GR-09-01 was our telephone number in1957-58. Animal graveyard, lost in the backroads of Whidby Island, lake reflecting moon, bird with a banner that reads, “Peace, Mercutio, peace. Thou speakst of dreams….”

In the middle of a lecture, I had suddenly thought, “GR 09-01.” The images that emerged with it are of a bird with its head cut off and a snake chopped in two with the axe beside it. There are small animal headstones–all this relates to a really mythic experience I had and subsequently constellated with other images, in Edmonds. My sister Cheryl took me to an animal graveyard she had constructed with other kids her age; she led me up a path in the woods (the stepping stones you and other kids had built are in the picture). She showed me a chicken with its head cut off on the side of the path. At the top of the path was a snake that had just been cut in two–it was still writhing in a terrifying danse macabre, and I saw only the heels of a boy disappearing up the trail ahead into the woods.

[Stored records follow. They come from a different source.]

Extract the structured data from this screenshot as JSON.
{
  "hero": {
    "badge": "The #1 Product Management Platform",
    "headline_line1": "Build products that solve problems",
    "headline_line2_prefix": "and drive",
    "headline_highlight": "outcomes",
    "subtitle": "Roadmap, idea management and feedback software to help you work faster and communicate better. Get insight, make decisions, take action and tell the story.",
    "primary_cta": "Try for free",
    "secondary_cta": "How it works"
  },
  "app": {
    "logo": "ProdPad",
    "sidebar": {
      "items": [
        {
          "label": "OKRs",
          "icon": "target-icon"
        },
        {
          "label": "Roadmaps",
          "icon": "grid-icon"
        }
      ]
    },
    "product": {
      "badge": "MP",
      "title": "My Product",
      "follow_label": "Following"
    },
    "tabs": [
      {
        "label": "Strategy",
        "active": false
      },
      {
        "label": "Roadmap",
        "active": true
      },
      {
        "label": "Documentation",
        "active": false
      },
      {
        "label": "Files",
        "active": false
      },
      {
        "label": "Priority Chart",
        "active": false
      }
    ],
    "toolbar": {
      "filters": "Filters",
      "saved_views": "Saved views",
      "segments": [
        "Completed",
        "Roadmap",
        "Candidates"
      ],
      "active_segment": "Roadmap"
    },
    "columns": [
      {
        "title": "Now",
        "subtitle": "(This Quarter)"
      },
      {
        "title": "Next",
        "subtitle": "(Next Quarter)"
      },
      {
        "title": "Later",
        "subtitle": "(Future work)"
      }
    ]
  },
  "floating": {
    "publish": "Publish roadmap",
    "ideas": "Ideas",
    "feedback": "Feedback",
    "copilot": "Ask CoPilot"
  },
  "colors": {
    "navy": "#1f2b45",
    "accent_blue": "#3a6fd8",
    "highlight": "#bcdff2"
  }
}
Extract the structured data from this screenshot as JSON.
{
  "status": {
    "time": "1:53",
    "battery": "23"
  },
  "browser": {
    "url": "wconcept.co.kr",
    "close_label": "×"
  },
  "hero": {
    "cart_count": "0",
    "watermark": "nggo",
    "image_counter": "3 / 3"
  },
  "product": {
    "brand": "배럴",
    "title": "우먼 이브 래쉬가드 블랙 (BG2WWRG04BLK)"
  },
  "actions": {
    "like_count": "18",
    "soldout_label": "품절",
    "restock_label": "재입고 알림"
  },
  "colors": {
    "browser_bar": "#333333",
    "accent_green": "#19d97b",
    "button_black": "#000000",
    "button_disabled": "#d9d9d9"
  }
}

On the other side of those woods was a lake that was still wild in those days (a golf course water hazard now), and the moon is reflected there speaking also to the Tarot card called The Moon and its depthful meanings.

When Cheryl and her first husband Frank were living in that cottage on Whidby Island, siblings Lisle, Toren and I were in a car with Mom–she was driving. The road was narrow and winding; the trees closed in on both sides illumined only by the sweep of headlights. We kids were doing “looking for a short-cut they never found,” when Mom cut us off sharply, and we suddenly became aware that she wasn’t sure where we were, so we were afraid, too. There was a double thump and Mom screamed–she had run over a raccoon. I said, “It was just a raccoon,” and Mom said, “Every life is a precious life. I hate killing any living thing.”

At the end of my drawing session (and I really do need to take drawing lessons), I added the bird with the banner in its teeth with a message from Shakespeare:

Peace, peace, Mercutio, peace!
Thou talk’st of nothing.

True, I talk of dreams,
Which are the children of an idle brain,
Begot of nothing but vain fantasy,
Which is as thin of substance as the air
And more inconstant than the wind, who woos
Even now the frozen bosom of the north…

End of my post.

Cheryl e-mailed me, humorously, I hope!

“Well, I am a bad sister and that is for sure. I recall the little animal graveyard with delight because I built it. I do not remember showing it to you or any corpses laying around. I obviously used poor judgment and I traumatized my little sister for life!
Actually, you use everything past and present to make passionate art.”